Czwartek.Wiecie jak można popsuć humor sobie i jeszcze jednej osobie. Skręcić sobie głupią kostkę w czasie ćwiczeń i zmusić mnie grać jako libero. Siedziałam u nas w domku z dziewczyną. Patrzyłam na jej kostkę i naprawdę zastanawiałam się, czy da radę grać.
- Nie da rady. Jest skręcona i lepiej jej nie nadwyrężać- usłyszałam załamany jęk dziewczyny. Uśmiechnęłam się do niej i wyjęłam jej kartę zdrowia.
- Nie widzę żadnego uczulenia- powiedziałam i wyjęłam maść z swojej torby. Delikatnie wycisnęłam ją na palce i zaczęłam wcierać w zranione miejsce. Usłyszałam jęk dziewczyny i szybko przeprosiłam, aby zaraz potem zrobić to cztery razy lżej.
- Masz wprawę w takie rzeczy- powiedziała i uśmiechnęła się.
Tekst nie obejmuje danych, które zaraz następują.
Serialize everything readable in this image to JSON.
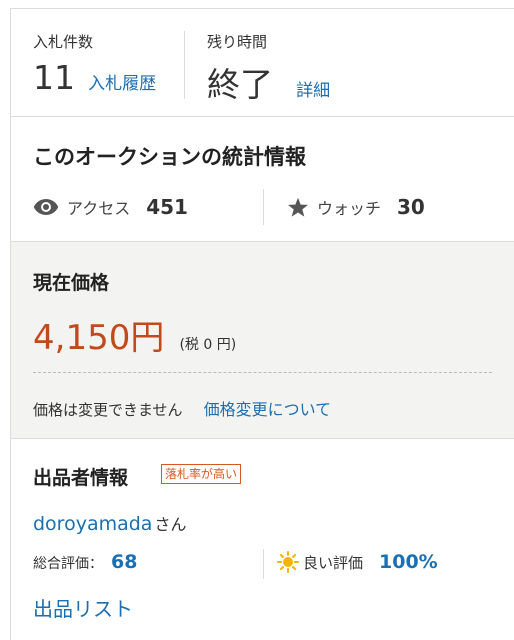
{
  "bids": {
    "label": "入札件数",
    "count": "11",
    "history_link": "入札履歴"
  },
  "time": {
    "label": "残り時間",
    "value": "終了",
    "detail_link": "詳細"
  },
  "stats": {
    "title": "このオークションの統計情報",
    "access_label": "アクセス",
    "access_value": "451",
    "watch_label": "ウォッチ",
    "watch_value": "30",
    "icons": [
      "eye-icon",
      "star-icon"
    ]
  },
  "price": {
    "title": "現在価格",
    "value": "4,150円",
    "tax": "(税 0 円)",
    "note": "価格は変更できません",
    "change_link": "価格変更について"
  },
  "seller": {
    "title": "出品者情報",
    "badge": "落札率が高い",
    "name": "doroyamada",
    "honorific": "さん",
    "total_rating_label": "総合評価：",
    "total_rating_value": "68",
    "good_rating_label": "良い評価",
    "good_rating_value": "100%",
    "list_link": "出品リスト"
  },
  "colors": {
    "link": "#1b6fb3",
    "price": "#c2491a",
    "badge": "#d9581b",
    "sun": "#f5b400"
  }
}
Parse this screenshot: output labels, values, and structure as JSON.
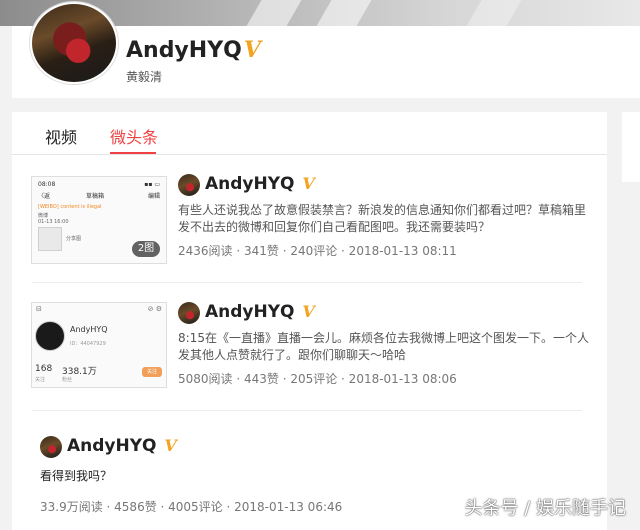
{
  "profile": {
    "name": "AndyHYQ",
    "verified_mark": "V",
    "real_name": "黄毅清"
  },
  "tabs": [
    {
      "label": "视频",
      "active": false
    },
    {
      "label": "微头条",
      "active": true
    }
  ],
  "posts": [
    {
      "author": "AndyHYQ",
      "verified_mark": "V",
      "text": "有些人还说我怂了故意假装禁言？新浪发的信息通知你们都看过吧？草稿箱里发不出去的微博和回复你们自己看配图吧。我还需要装吗？",
      "meta": "2436阅读 · 341赞 · 240评论 · 2018-01-13 08:11",
      "thumb_badge": "2图",
      "thumb": {
        "time": "08:08",
        "title": "草稿箱",
        "left": "〈返",
        "right": "编辑",
        "notice": "[WEIBO] content is illegal",
        "line1": "微博",
        "line2": "01-13 16:00",
        "share": "分享图"
      }
    },
    {
      "author": "AndyHYQ",
      "verified_mark": "V",
      "text": "8:15在《一直播》直播一会儿。麻烦各位去我微博上吧这个图发一下。一个人发其他人点赞就行了。跟你们聊聊天～哈哈",
      "meta": "5080阅读 · 443赞 · 205评论 · 2018-01-13 08:06",
      "thumb": {
        "name": "AndyHYQ",
        "id": "ID：44047929",
        "num1": "168",
        "num2": "338.1万",
        "label1": "关注",
        "label2": "粉丝",
        "button": "关注"
      }
    },
    {
      "author": "AndyHYQ",
      "verified_mark": "V",
      "text": "看得到我吗？",
      "meta": "33.9万阅读 · 4586赞 · 4005评论 · 2018-01-13 06:46"
    }
  ],
  "watermark": "头条号 / 娱乐随手记",
  "colors": {
    "accent": "#f04142",
    "verified": "#f2a31f",
    "background": "#f2f2f2"
  }
}
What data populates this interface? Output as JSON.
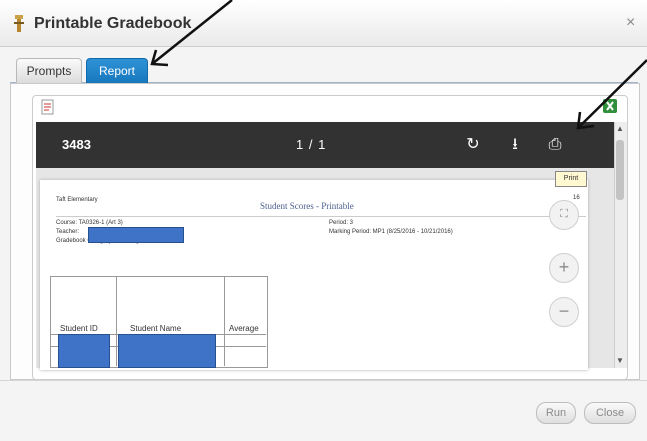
{
  "dialog": {
    "title": "Printable Gradebook",
    "close_glyph": "×"
  },
  "tabs": [
    {
      "label": "Prompts"
    },
    {
      "label": "Report"
    }
  ],
  "pdf_toolbar": {
    "document_name": "3483",
    "page_indicator": "1 / 1",
    "rotate_glyph": "↻",
    "download_glyph": "⭳",
    "print_glyph": "⎙",
    "print_tooltip": "Print"
  },
  "report": {
    "school": "Taft Elementary",
    "title": "Student Scores - Printable",
    "page_num_fragment": "16",
    "course": "Course:   TA0326-1 (Art 3)",
    "teacher": "Teacher:",
    "category": "Gradebook Category:  All Categories",
    "period": "Period:  3",
    "marking_period": "Marking Period:  MP1 (8/25/2016 - 10/21/2016)",
    "columns": [
      "Student ID",
      "Student Name",
      "Average"
    ]
  },
  "zoom": {
    "fit_glyph": "⛶",
    "in_glyph": "+",
    "out_glyph": "−"
  },
  "footer": {
    "run_label": "Run",
    "close_label": "Close"
  },
  "colors": {
    "tab_active": "#1877bd",
    "pdf_toolbar": "#323232",
    "redaction": "#3e73c8"
  }
}
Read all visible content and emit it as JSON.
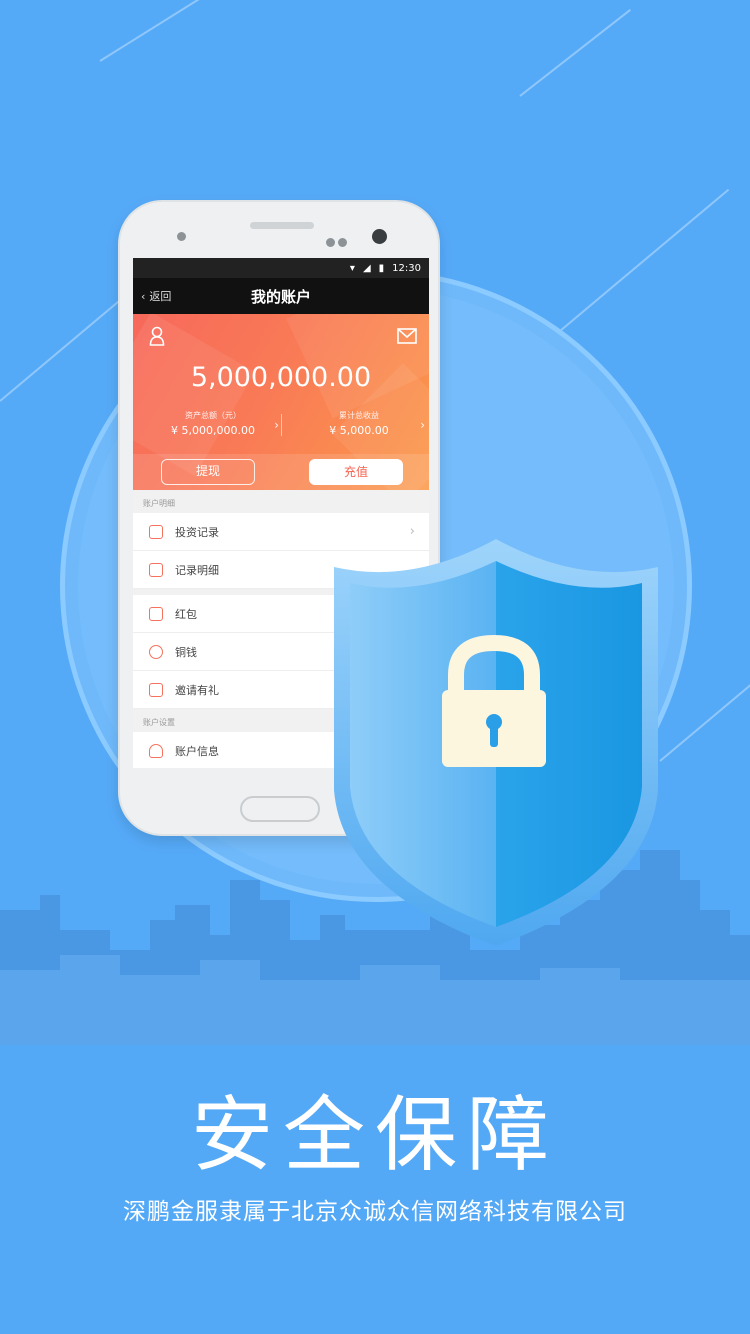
{
  "phone": {
    "status_time": "12:30",
    "nav_back_label": "返回",
    "nav_title": "我的账户",
    "balance": "5,000,000.00",
    "stats": [
      {
        "label": "资产总额（元）",
        "value": "¥ 5,000,000.00"
      },
      {
        "label": "累计总收益",
        "value": "¥ 5,000.00"
      }
    ],
    "withdraw_label": "提现",
    "recharge_label": "充值",
    "section1_title": "账户明细",
    "group1": [
      {
        "label": "投资记录"
      },
      {
        "label": "记录明细"
      }
    ],
    "group2": [
      {
        "label": "红包"
      },
      {
        "label": "铜钱"
      },
      {
        "label": "邀请有礼"
      }
    ],
    "section2_title": "账户设置",
    "group3": [
      {
        "label": "账户信息"
      }
    ]
  },
  "headline": "安全保障",
  "subline": "深鹏金服隶属于北京众诚众信网络科技有限公司",
  "colors": {
    "background": "#55aaf8",
    "accent_orange": "#f7695b",
    "shield_light": "#7cc3f7",
    "shield_dark": "#1e9be6",
    "lock_body": "#fdf6df"
  }
}
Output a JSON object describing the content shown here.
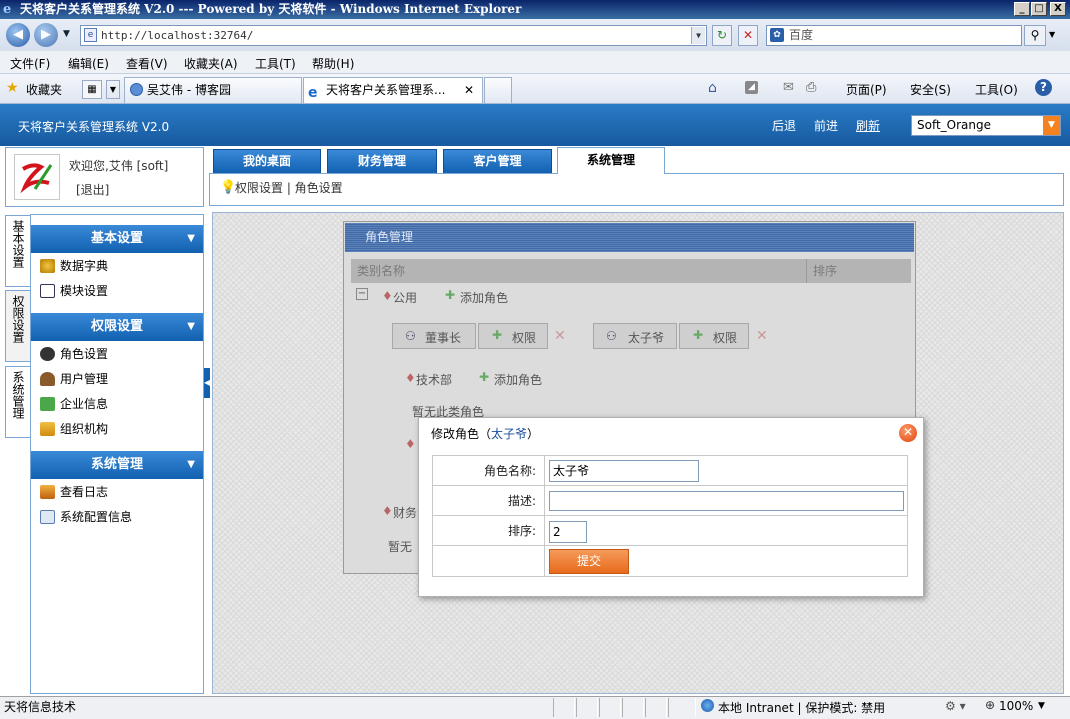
{
  "window": {
    "title": "天将客户关系管理系统 V2.0 --- Powered by 天将软件 - Windows Internet Explorer",
    "min": "_",
    "max": "□",
    "close": "X"
  },
  "browser": {
    "address": "http://localhost:32764/",
    "search_placeholder": "百度",
    "menu": [
      "文件(F)",
      "编辑(E)",
      "查看(V)",
      "收藏夹(A)",
      "工具(T)",
      "帮助(H)"
    ],
    "favorites_label": "收藏夹",
    "tabs": [
      {
        "label": "吴艾伟 - 博客园"
      },
      {
        "label": "天将客户关系管理系..."
      }
    ],
    "commandbar": {
      "page": "页面(P)",
      "safety": "安全(S)",
      "tools": "工具(O)"
    }
  },
  "app": {
    "title": "天将客户关系管理系统 V2.0",
    "header_links": {
      "back": "后退",
      "forward": "前进",
      "refresh": "刷新"
    },
    "theme": "Soft_Orange",
    "user": {
      "welcome": "欢迎您,艾伟 [soft]",
      "logout": "[退出]"
    },
    "nav_tabs": [
      "我的桌面",
      "财务管理",
      "客户管理",
      "系统管理"
    ],
    "active_nav": "系统管理",
    "breadcrumb": "权限设置 | 角色设置",
    "side_tabs": [
      "基本设置",
      "权限设置",
      "系统管理"
    ],
    "sections": [
      {
        "title": "基本设置",
        "items": [
          "数据字典",
          "模块设置"
        ]
      },
      {
        "title": "权限设置",
        "items": [
          "角色设置",
          "用户管理",
          "企业信息",
          "组织机构"
        ]
      },
      {
        "title": "系统管理",
        "items": [
          "查看日志",
          "系统配置信息"
        ]
      }
    ]
  },
  "role_panel": {
    "title": "角色管理",
    "col_category": "类别名称",
    "col_sort": "排序",
    "group_public": "公用",
    "add_role": "添加角色",
    "role1": "董事长",
    "role2": "太子爷",
    "perm": "权限",
    "dept_tech": "技术部",
    "empty_text": "暂无此类角色",
    "dept_fin_partial": "财务",
    "empty_text_partial": "暂无"
  },
  "modal": {
    "title_prefix": "修改角色（",
    "title_name": "太子爷",
    "title_suffix": "）",
    "label_name": "角色名称:",
    "label_desc": "描述:",
    "label_sort": "排序:",
    "value_name": "太子爷",
    "value_desc": "",
    "value_sort": "2",
    "submit": "提交"
  },
  "statusbar": {
    "left": "天将信息技术",
    "zone": "本地 Intranet | 保护模式: 禁用",
    "zoom": "100%"
  }
}
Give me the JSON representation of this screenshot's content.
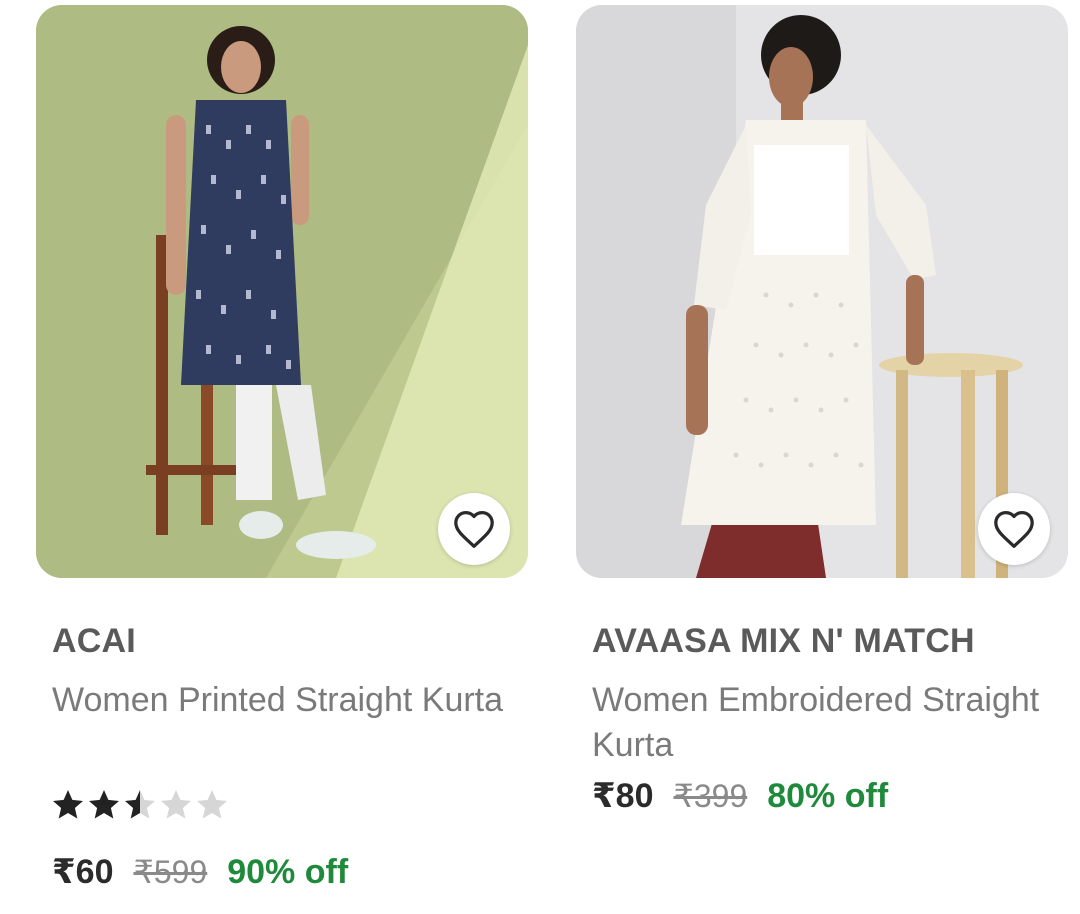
{
  "products": [
    {
      "brand": "ACAI",
      "title": "Women Printed Straight Kurta",
      "rating_stars": 2.5,
      "rating_max": 5,
      "price": "₹60",
      "mrp": "₹599",
      "discount": "90% off",
      "image": "model-in-navy-printed-sleeveless-kurta-with-stool"
    },
    {
      "brand": "AVAASA MIX N' MATCH",
      "title": "Women Embroidered Straight Kurta",
      "price": "₹80",
      "mrp": "₹399",
      "discount": "80% off",
      "image": "model-in-white-embroidered-kurta-with-stool"
    }
  ],
  "colors": {
    "discount": "#1f8a3b",
    "brand_text": "#5a5a5a",
    "title_text": "#7a7a7a",
    "star_filled": "#222222",
    "star_empty": "#d6d6d6"
  }
}
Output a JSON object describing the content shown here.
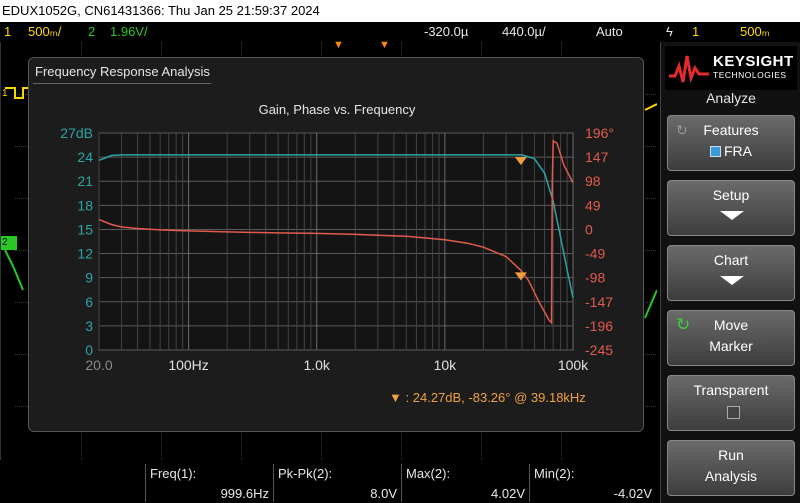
{
  "window": {
    "title": "EDUX1052G, CN61431366: Thu Jan 25 21:59:37 2024"
  },
  "status": {
    "ch1_num": "1",
    "ch1_scale": "500ₘ/",
    "ch2_num": "2",
    "ch2_scale": "1.96V/",
    "delay": "-320.0µ",
    "timebase": "440.0µ/",
    "trigger_mode": "Auto",
    "trig_icon": "ϟ",
    "trig_source": "1",
    "trig_level": "500ₘ"
  },
  "dialog": {
    "title": "Frequency Response Analysis",
    "chart_title": "Gain, Phase vs. Frequency",
    "marker_readout": "24.27dB, -83.26° @ 39.18kHz",
    "marker_prefix": ":"
  },
  "chart_data": {
    "type": "line",
    "title": "Gain, Phase vs. Frequency",
    "x_scale": "log",
    "xlim": [
      20,
      100000
    ],
    "x_tick_labels": [
      "20.0",
      "100Hz",
      "1.0k",
      "10k",
      "100k"
    ],
    "x_ticks": [
      20,
      100,
      1000,
      10000,
      100000
    ],
    "y_left": {
      "label": "",
      "unit": "dB",
      "ylim": [
        0,
        27
      ],
      "ticks": [
        0,
        3,
        6,
        9,
        12,
        15,
        18,
        21,
        24,
        27
      ],
      "tick_labels": [
        "0",
        "3",
        "6",
        "9",
        "12",
        "15",
        "18",
        "21",
        "24",
        "27dB"
      ]
    },
    "y_right": {
      "label": "",
      "unit": "°",
      "ylim": [
        -245,
        196
      ],
      "ticks": [
        -245,
        -196,
        -147,
        -98,
        -49,
        0,
        49,
        98,
        147,
        196
      ],
      "tick_labels": [
        "-245",
        "-196",
        "-147",
        "-98",
        "-49",
        "0",
        "49",
        "98",
        "147",
        "196°"
      ]
    },
    "grid": true,
    "series": [
      {
        "axis": "left",
        "color": "#2aa5a5",
        "x": [
          20,
          25,
          30,
          40,
          60,
          100,
          200,
          500,
          1000,
          2000,
          5000,
          10000,
          20000,
          30000,
          40000,
          50000,
          60000,
          70000,
          80000,
          90000,
          100000
        ],
        "values": [
          23.6,
          24.2,
          24.27,
          24.27,
          24.27,
          24.27,
          24.27,
          24.27,
          24.27,
          24.27,
          24.27,
          24.27,
          24.27,
          24.27,
          24.27,
          23.8,
          22.0,
          18.5,
          14.0,
          10.0,
          6.5
        ]
      },
      {
        "axis": "right",
        "color": "#e25a4e",
        "x": [
          20,
          25,
          30,
          40,
          60,
          100,
          200,
          500,
          1000,
          2000,
          5000,
          10000,
          15000,
          20000,
          30000,
          39180,
          45000,
          55000,
          65000,
          68000,
          69000,
          70000,
          75000,
          85000,
          100000
        ],
        "values": [
          20,
          10,
          5,
          2,
          -1,
          -3,
          -5,
          -7,
          -8,
          -10,
          -14,
          -21,
          -28,
          -36,
          -55,
          -83.26,
          -104,
          -150,
          -184,
          -190,
          100,
          180,
          175,
          130,
          95
        ]
      }
    ],
    "markers": [
      {
        "series": 0,
        "x": 39180,
        "y": 24.27
      },
      {
        "series": 1,
        "x": 39180,
        "y": -83.26
      }
    ]
  },
  "measurements": [
    {
      "label": "Freq(1):",
      "value": "999.6Hz"
    },
    {
      "label": "Pk-Pk(2):",
      "value": "8.0V"
    },
    {
      "label": "Max(2):",
      "value": "4.02V"
    },
    {
      "label": "Min(2):",
      "value": "-4.02V"
    }
  ],
  "panel": {
    "brand": "KEYSIGHT",
    "brand_sub": "TECHNOLOGIES",
    "heading": "Analyze",
    "features_label": "Features",
    "features_value": "FRA",
    "setup_label": "Setup",
    "chart_label": "Chart",
    "move_label": "Move",
    "marker_label": "Marker",
    "transparent_label": "Transparent",
    "run_label": "Run",
    "analysis_label": "Analysis"
  },
  "colors": {
    "ch1": "#ffd700",
    "ch2": "#28c828",
    "gain": "#2aa5a5",
    "phase": "#e25a4e",
    "marker": "#f0a040"
  }
}
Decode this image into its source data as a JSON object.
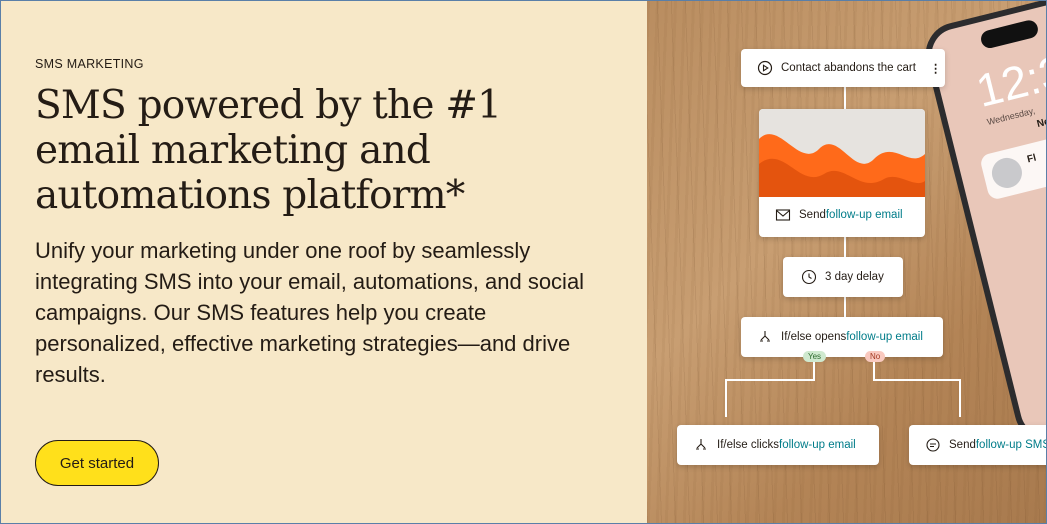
{
  "hero": {
    "eyebrow": "SMS MARKETING",
    "headline": "SMS powered by the #1 email marketing and automations platform*",
    "body": "Unify your marketing under one roof by seamlessly integrating SMS into your email, automations, and social campaigns. Our SMS features help you create personalized, effective marketing strategies—and drive results.",
    "cta_label": "Get started"
  },
  "colors": {
    "background": "#f7e8c8",
    "cta": "#ffe01b",
    "text": "#241c15",
    "link": "#007c89"
  },
  "flow": {
    "trigger": {
      "label": "Contact abandons the cart",
      "icon": "play-circle-icon"
    },
    "email_step": {
      "prefix": "Send ",
      "link": "follow-up email",
      "icon": "envelope-icon"
    },
    "delay": {
      "label": "3 day delay",
      "icon": "clock-icon"
    },
    "branch": {
      "prefix": "If/else opens ",
      "link": "follow-up email",
      "icon": "branch-icon"
    },
    "yes_label": "Yes",
    "no_label": "No",
    "left_branch": {
      "prefix": "If/else clicks ",
      "link": "follow-up email",
      "icon": "branch-icon"
    },
    "right_branch": {
      "prefix": "Send ",
      "link": "follow-up SMS",
      "icon": "chat-icon"
    }
  },
  "phone": {
    "time": "12:3",
    "day": "Wednesday,",
    "new_label": "New",
    "notification_title": "Fl"
  }
}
- Mój tata jest lekarzem, poza tym wiele razy opatrywałam stłuczenia moich sióstr i swoje- odparłam i zawiązałam na kostce dziewczyny bandaż.- Wydaję się trudne, jednak po chwilowej praktyce jest proste.
- Nie nadawałabym się do tego. W tym wszystkim trzeba się uczyć, a to najgorzej mi wychodzi- zaśmiała się lekko i próbowała wstać. Pomogłam jej będąc podporą.
- Chcesz iść oglądać trening? Będzie dzisiaj mecz.
- Jak widzę zraniłam się w idealnym momencie- w jej głosie można było wyczuć sarkazm. Pokiwała głową na tak i razem udaliśmy się na salę gimnastyczną. Posadziłam dziewczynę na ławce i sama siadłam obok niej.
- Nie ma tak, młoda. Marsz się przebierać, zaraz grają- powiedziała Kaori, a ja westchnęłam. Wiedziałam, że mnie w to wciągną. Zrezygnowana ruszyłam do domu i wyjęłam jedyny strój z walizki. Założyłam go i związałam włosy w kucyka wysoko. Spojrzałam na sobie w lustrze. Wyglądałam tak samo jak rok temu. Krótkie czarne, przylegające do ciała spodenki, za duża, czerwona koszula z numerem dwa na plecach i małym napisem umieszczonym na sercu 'Gimnazjum Koshā'. Zdjęłam okulary i założyłam soczewki. Wyszłam z domku i skierowałam się na salę. Kiedy tylko otworzyłam drzwi podbiegła do mnie Kaori.
- Dlaczego spakowałaś mi ten strój?- zapytałam z rumieńcem.
- Bo bardzo chciałam cię w nim zobaczyć, wicekapitanie- powiedziała z chytrym uśmieszkiem.
- Przestań, to są stare czasy, okej? - odparłam lekko zdenerwowana i podeszłam do rodzicielki, stojącej przed ustawionymi obozowiczami. Każdy patrzył na mnie, ja natomiast nie pewnie spojrzałam w oczy znanej mi czwórki. Tanaka patrzył na mnie jakbym była aniołem, Nishinoya miał lekkie rumieńce. Hinata był nadzwyczaj podekscytowany, a Kageyamie zabłyszczały oczy widząc mój strój. No tak, koszulka treningowa z mojego gimnazjum. Na pewno mnie rozpoznał i ukrywanie tego nie ma już sensu.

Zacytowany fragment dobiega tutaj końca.